While over three quarters of the album is unlistenable, through the darkness are small pieces of redemption. Although the Hudson dedicated “Miracle to Me” and album closer “Lay it All On Me” are average ballads that probably wouldn’t have made their first two records, they stand out highly in comparison to the rest of the album. Both have their moments, although neither ever truly takes off. The one redeemer here, and the only true winner, is second single “Soul Singing.” A bright sounding, groove saturated display of guitar hammering and fills, “Soul Singing” is the only inspired piece on the album. The chorus and hook, complete with the return of the gospel singers of yore, are positively monstrous. “Soul Singing” is easily one of the better tracks in the band’s discography, and is almost shamefully wasted and out of place in comparison to the rest of the album. Its greatness is almost a tease to the listener; showcasing the feeling the band still had one last gasping breath despite a fleeting sense of being on life support.

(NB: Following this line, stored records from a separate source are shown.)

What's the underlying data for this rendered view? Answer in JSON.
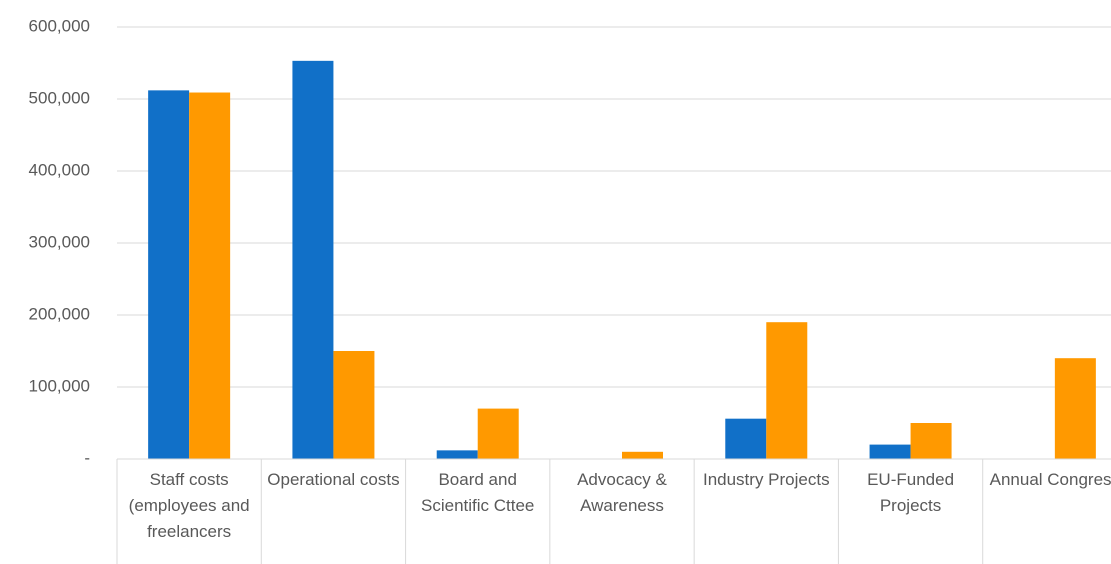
{
  "chart_data": {
    "type": "bar",
    "categories": [
      "Staff costs (employees and freelancers",
      "Operational costs",
      "Board and Scientific Cttee",
      "Advocacy & Awareness",
      "Industry Projects",
      "EU-Funded Projects",
      "Annual Congress"
    ],
    "series": [
      {
        "color": "#1170c8",
        "values": [
          512000,
          553000,
          12000,
          0,
          56000,
          20000,
          0
        ]
      },
      {
        "color": "#ff9900",
        "values": [
          509000,
          150000,
          70000,
          10000,
          190000,
          50000,
          140000
        ]
      }
    ],
    "ylim": [
      0,
      600000
    ],
    "yticks": [
      {
        "value": 0,
        "label": "-"
      },
      {
        "value": 100000,
        "label": "100,000"
      },
      {
        "value": 200000,
        "label": "200,000"
      },
      {
        "value": 300000,
        "label": "300,000"
      },
      {
        "value": 400000,
        "label": "400,000"
      },
      {
        "value": 500000,
        "label": "500,000"
      },
      {
        "value": 600000,
        "label": "600,000"
      }
    ],
    "grid": true
  }
}
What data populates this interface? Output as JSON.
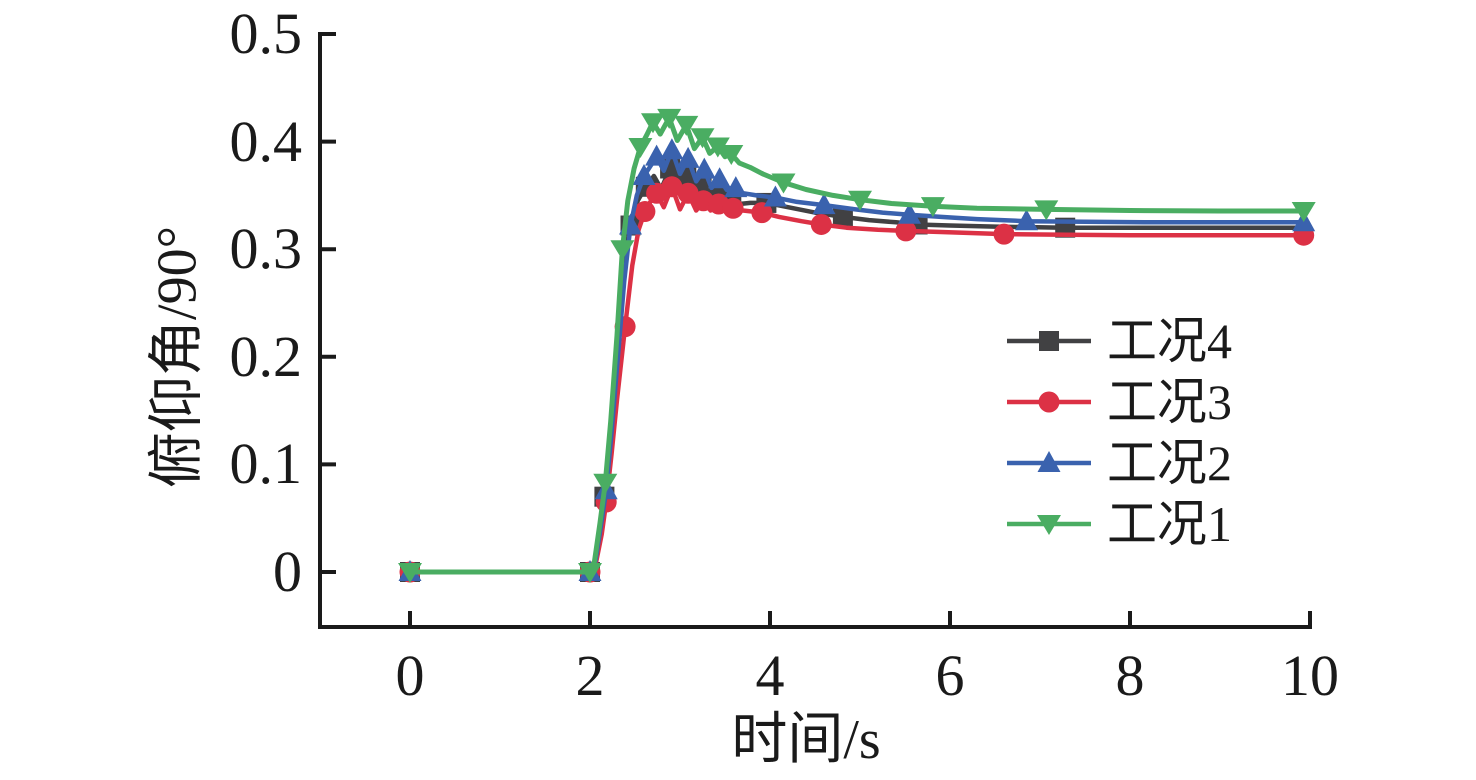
{
  "figure": {
    "background": "#ffffff",
    "axis_color": "#1a1a1a",
    "text_color": "#1a1a1a"
  },
  "chart_data": {
    "type": "line",
    "title": "",
    "xlabel": "时间/s",
    "ylabel": "俯仰角/90°",
    "xlim": [
      -1,
      10
    ],
    "ylim": [
      -0.05,
      0.5
    ],
    "grid": false,
    "legend_position": "center-right",
    "x_ticks": [
      0,
      2,
      4,
      6,
      8,
      10
    ],
    "x_tick_labels": [
      "0",
      "2",
      "4",
      "6",
      "8",
      "10"
    ],
    "y_ticks": [
      0,
      0.1,
      0.2,
      0.3,
      0.4,
      0.5
    ],
    "y_tick_labels": [
      "0",
      "0.1",
      "0.2",
      "0.3",
      "0.4",
      "0.5"
    ],
    "series": [
      {
        "name": "工况4",
        "color": "#414143",
        "marker": "square",
        "line_width": 4.5,
        "steady_state": 0.32,
        "peak": 0.375,
        "points": [
          [
            0,
            0
          ],
          [
            0.5,
            0
          ],
          [
            1,
            0
          ],
          [
            1.5,
            0
          ],
          [
            2,
            0
          ],
          [
            2.06,
            0.01
          ],
          [
            2.11,
            0.04
          ],
          [
            2.16,
            0.07
          ],
          [
            2.21,
            0.115
          ],
          [
            2.27,
            0.175
          ],
          [
            2.33,
            0.245
          ],
          [
            2.39,
            0.295
          ],
          [
            2.45,
            0.322
          ],
          [
            2.53,
            0.345
          ],
          [
            2.62,
            0.358
          ],
          [
            2.71,
            0.368
          ],
          [
            2.79,
            0.356
          ],
          [
            2.89,
            0.375
          ],
          [
            2.98,
            0.354
          ],
          [
            3.07,
            0.367
          ],
          [
            3.16,
            0.349
          ],
          [
            3.24,
            0.359
          ],
          [
            3.32,
            0.346
          ],
          [
            3.41,
            0.352
          ],
          [
            3.49,
            0.344
          ],
          [
            3.57,
            0.347
          ],
          [
            3.66,
            0.342
          ],
          [
            3.78,
            0.343
          ],
          [
            3.96,
            0.343
          ],
          [
            4.2,
            0.339
          ],
          [
            4.5,
            0.334
          ],
          [
            4.81,
            0.33
          ],
          [
            5.1,
            0.327
          ],
          [
            5.4,
            0.325
          ],
          [
            5.64,
            0.323
          ],
          [
            6.0,
            0.322
          ],
          [
            6.5,
            0.321
          ],
          [
            7.28,
            0.32
          ],
          [
            8,
            0.32
          ],
          [
            9,
            0.32
          ],
          [
            9.95,
            0.32
          ]
        ],
        "marker_t": [
          0,
          2.0,
          2.16,
          2.45,
          2.62,
          2.89,
          3.07,
          3.24,
          3.41,
          3.57,
          3.96,
          4.81,
          5.64,
          7.28
        ]
      },
      {
        "name": "工况3",
        "color": "#DC3145",
        "marker": "circle",
        "line_width": 4.5,
        "steady_state": 0.313,
        "peak": 0.358,
        "points": [
          [
            0,
            0
          ],
          [
            0.5,
            0
          ],
          [
            1,
            0
          ],
          [
            1.5,
            0
          ],
          [
            2,
            0
          ],
          [
            2.07,
            0.01
          ],
          [
            2.13,
            0.035
          ],
          [
            2.18,
            0.065
          ],
          [
            2.24,
            0.11
          ],
          [
            2.3,
            0.16
          ],
          [
            2.39,
            0.228
          ],
          [
            2.47,
            0.285
          ],
          [
            2.54,
            0.318
          ],
          [
            2.61,
            0.335
          ],
          [
            2.67,
            0.344
          ],
          [
            2.74,
            0.352
          ],
          [
            2.82,
            0.339
          ],
          [
            2.91,
            0.358
          ],
          [
            3.0,
            0.337
          ],
          [
            3.09,
            0.352
          ],
          [
            3.18,
            0.336
          ],
          [
            3.26,
            0.345
          ],
          [
            3.34,
            0.336
          ],
          [
            3.43,
            0.342
          ],
          [
            3.51,
            0.336
          ],
          [
            3.59,
            0.338
          ],
          [
            3.7,
            0.336
          ],
          [
            3.91,
            0.334
          ],
          [
            4.1,
            0.33
          ],
          [
            4.35,
            0.326
          ],
          [
            4.57,
            0.323
          ],
          [
            4.85,
            0.32
          ],
          [
            5.2,
            0.318
          ],
          [
            5.51,
            0.317
          ],
          [
            5.9,
            0.316
          ],
          [
            6.6,
            0.314
          ],
          [
            7.3,
            0.3135
          ],
          [
            8,
            0.313
          ],
          [
            9,
            0.313
          ],
          [
            9.95,
            0.313
          ]
        ],
        "marker_t": [
          0,
          2.0,
          2.18,
          2.39,
          2.61,
          2.74,
          2.91,
          3.09,
          3.26,
          3.43,
          3.59,
          3.91,
          4.57,
          5.51,
          6.6,
          9.93
        ]
      },
      {
        "name": "工况2",
        "color": "#3A62AE",
        "marker": "triangle-up",
        "line_width": 4.5,
        "steady_state": 0.325,
        "peak": 0.392,
        "points": [
          [
            0,
            0
          ],
          [
            0.5,
            0
          ],
          [
            1,
            0
          ],
          [
            1.5,
            0
          ],
          [
            2,
            0
          ],
          [
            2.06,
            0.01
          ],
          [
            2.12,
            0.042
          ],
          [
            2.18,
            0.076
          ],
          [
            2.24,
            0.13
          ],
          [
            2.31,
            0.2
          ],
          [
            2.38,
            0.27
          ],
          [
            2.45,
            0.322
          ],
          [
            2.52,
            0.35
          ],
          [
            2.6,
            0.368
          ],
          [
            2.67,
            0.377
          ],
          [
            2.74,
            0.386
          ],
          [
            2.82,
            0.373
          ],
          [
            2.91,
            0.392
          ],
          [
            3.0,
            0.37
          ],
          [
            3.09,
            0.384
          ],
          [
            3.18,
            0.363
          ],
          [
            3.27,
            0.374
          ],
          [
            3.35,
            0.357
          ],
          [
            3.44,
            0.365
          ],
          [
            3.52,
            0.355
          ],
          [
            3.6,
            0.358
          ],
          [
            3.7,
            0.352
          ],
          [
            3.85,
            0.35
          ],
          [
            4.06,
            0.348
          ],
          [
            4.3,
            0.344
          ],
          [
            4.6,
            0.341
          ],
          [
            4.95,
            0.337
          ],
          [
            5.25,
            0.334
          ],
          [
            5.55,
            0.332
          ],
          [
            5.9,
            0.33
          ],
          [
            6.3,
            0.328
          ],
          [
            6.85,
            0.326
          ],
          [
            7.5,
            0.3255
          ],
          [
            8.2,
            0.325
          ],
          [
            9,
            0.325
          ],
          [
            9.95,
            0.325
          ]
        ],
        "marker_t": [
          0,
          2.0,
          2.18,
          2.45,
          2.6,
          2.74,
          2.91,
          3.09,
          3.27,
          3.44,
          3.62,
          4.06,
          4.6,
          5.55,
          6.85,
          9.93
        ]
      },
      {
        "name": "工况1",
        "color": "#4AAD62",
        "marker": "triangle-down",
        "line_width": 5,
        "steady_state": 0.335,
        "peak": 0.422,
        "points": [
          [
            0,
            0
          ],
          [
            0.5,
            0
          ],
          [
            1,
            0
          ],
          [
            1.5,
            0
          ],
          [
            2,
            0
          ],
          [
            2.05,
            0.01
          ],
          [
            2.11,
            0.045
          ],
          [
            2.17,
            0.083
          ],
          [
            2.23,
            0.14
          ],
          [
            2.3,
            0.22
          ],
          [
            2.36,
            0.3
          ],
          [
            2.42,
            0.345
          ],
          [
            2.49,
            0.375
          ],
          [
            2.56,
            0.395
          ],
          [
            2.63,
            0.406
          ],
          [
            2.7,
            0.418
          ],
          [
            2.78,
            0.407
          ],
          [
            2.88,
            0.422
          ],
          [
            2.97,
            0.401
          ],
          [
            3.07,
            0.4155
          ],
          [
            3.16,
            0.3935
          ],
          [
            3.25,
            0.404
          ],
          [
            3.33,
            0.389
          ],
          [
            3.42,
            0.3955
          ],
          [
            3.5,
            0.386
          ],
          [
            3.57,
            0.3885
          ],
          [
            3.66,
            0.38
          ],
          [
            3.78,
            0.376
          ],
          [
            3.92,
            0.37
          ],
          [
            4.15,
            0.362
          ],
          [
            4.4,
            0.3555
          ],
          [
            4.7,
            0.35
          ],
          [
            5.0,
            0.346
          ],
          [
            5.35,
            0.3425
          ],
          [
            5.81,
            0.34
          ],
          [
            6.3,
            0.338
          ],
          [
            7.07,
            0.337
          ],
          [
            8,
            0.336
          ],
          [
            9,
            0.3355
          ],
          [
            9.95,
            0.3355
          ]
        ],
        "marker_t": [
          0,
          2.0,
          2.17,
          2.36,
          2.56,
          2.7,
          2.88,
          3.07,
          3.25,
          3.42,
          3.57,
          4.15,
          5.0,
          5.81,
          7.07,
          9.93
        ]
      }
    ]
  }
}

Being a recrod that would have actually benefited from mediocrity, “Lions” stands today as an abject failure. Aside from one standout and two average tracks, the album was a colossal disappointment that would take the Crowes years to overcome. The promise of passion was belied by a trenchant atmosphere of clouded and directionless disarray. The album name and hype falsely implied the band was going to roar into the 21st century. Unfortunately for The Black Crowes, the uninspired and often insipid songwriting made them resemble a group of tree dwelling sloths rather than kings of the jungle. One of Chris Robinson’s worst lyrics from the album indicated the band “really like to stick it to you.” That is precisely what they did to anyone that bought the album. Download "Soul Singing" and possibly "Lay it all on Me" and stay away from the rest.